Andrew’s boyfriend Justin (Ryan Carnes) vanishes after the third season, but not before he, too, tries his hand at blackmail, hoping to get one of the women of Wisteria Lane to have sex with him so he can turn straight. She instead helps him accept himself as a gay man, and he goes on to become more deeply involved with Andrew – which is either a good or bad thing, depending on how you look at it. Justin seemed to think it was good, even though he frequently got dragged unwillingly into Andrew’s wicked ways. When Andrew’s mother, Bree, challenged him about his feelings for her rotten son, he told her:

"When my parents first heard I was gay, they kicked me out. They said I had 'debased' the entire family and that they couldn't love me any more until I had changed. But Andrew said that I should be ashamed of them because they were too stupid to know how great I was. That's the thing about Andrew, he doesn't take crap from anyone. How can you not love someone like that?"

Bree eventually softened toward Justin and Andrew’s relationship, but Andrew, who was all about getting revenge on mommy, wasn’t content with that. He slept with Bree’s boyfriend and finally ended up working as a prostitute, pretty much all to get back at her for initially rejecting him for his sexual orientation (which is possibly bisexual as opposed to strictly gay).

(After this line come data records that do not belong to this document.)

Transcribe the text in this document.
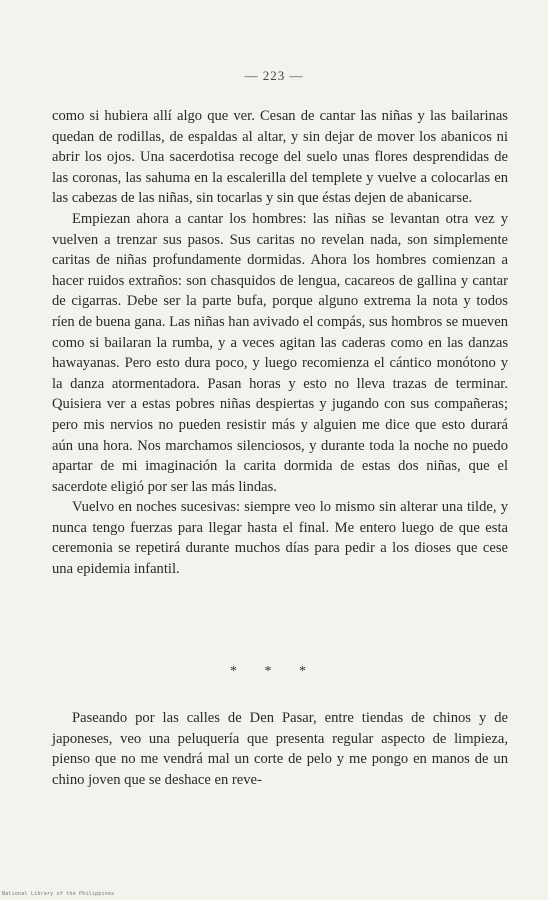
— 223 —

como si hubiera allí algo que ver. Cesan de cantar las niñas y las bailarinas quedan de rodillas, de espaldas al altar, y sin dejar de mover los abanicos ni abrir los ojos. Una sacerdotisa recoge del suelo unas flores desprendidas de las coronas, las sahuma en la escalerilla del templete y vuelve a colocarlas en las cabezas de las niñas, sin tocarlas y sin que éstas dejen de abanicarse.

Empiezan ahora a cantar los hombres: las niñas se levantan otra vez y vuelven a trenzar sus pasos. Sus caritas no revelan nada, son simplemente caritas de niñas profundamente dormidas. Ahora los hombres comienzan a hacer ruidos extraños: son chasquidos de lengua, cacareos de gallina y cantar de cigarras. Debe ser la parte bufa, porque alguno extrema la nota y todos ríen de buena gana. Las niñas han avivado el compás, sus hombros se mueven como si bailaran la rumba, y a veces agitan las caderas como en las danzas hawayanas. Pero esto dura poco, y luego recomienza el cántico monótono y la danza atormentadora. Pasan horas y esto no lleva trazas de terminar. Quisiera ver a estas pobres niñas despiertas y jugando con sus compañeras; pero mis nervios no pueden resistir más y alguien me dice que esto durará aún una hora. Nos marchamos silenciosos, y durante toda la noche no puedo apartar de mi imaginación la carita dormida de estas dos niñas, que el sacerdote eligió por ser las más lindas.

Vuelvo en noches sucesivas: siempre veo lo mismo sin alterar una tilde, y nunca tengo fuerzas para llegar hasta el final. Me entero luego de que esta ceremonia se repetirá durante muchos días para pedir a los dioses que cese una epidemia infantil.

* * *

Paseando por las calles de Den Pasar, entre tiendas de chinos y de japoneses, veo una peluquería que presenta regular aspecto de limpieza, pienso que no me vendrá mal un corte de pelo y me pongo en manos de un chino joven que se deshace en reve-

National Library of the Philippines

Desperate Housewives was created by an out gay man, Marc Cherry (Golden Girls), and while Andrew isn’t exactly a poster child for political correctness, well… it’s Desperate Housewives. No one is.

General Hospital (2005)

Lucas Jones, nephew of soapdom’s ultimate uber-couple Luke and Laura, was originally played on General Hospital by Ryan Carnes, who also starred as Justin in Desperate Housewives as well as in the gay indie flick Eating Out (2004). He left the show just before his character came out as gay, however, and the role was re-cast, in true soap fashion, with another actor, Ben Hogestyn (American Dreams).

At the time Carnes’ departure was announced in September of 2005, a poll on SoapCentral.com indicated the majority of viewers wished General Hospital would just scrap the whole gay storyline. They didn’t.

Like several gay TV teens before him, Lucas’ coming out happens when he’s the victim of a hate crime. His mother has her doubts, but his father, atypically for gay teenage television characters, accepts him easily.

Lucas doesn’t want to come forward about his attack, and because of his hesitation, another gay man – one Lucas actually is dating – is also attacked, which isn’t exactly the recipe for happily ever after for the couple.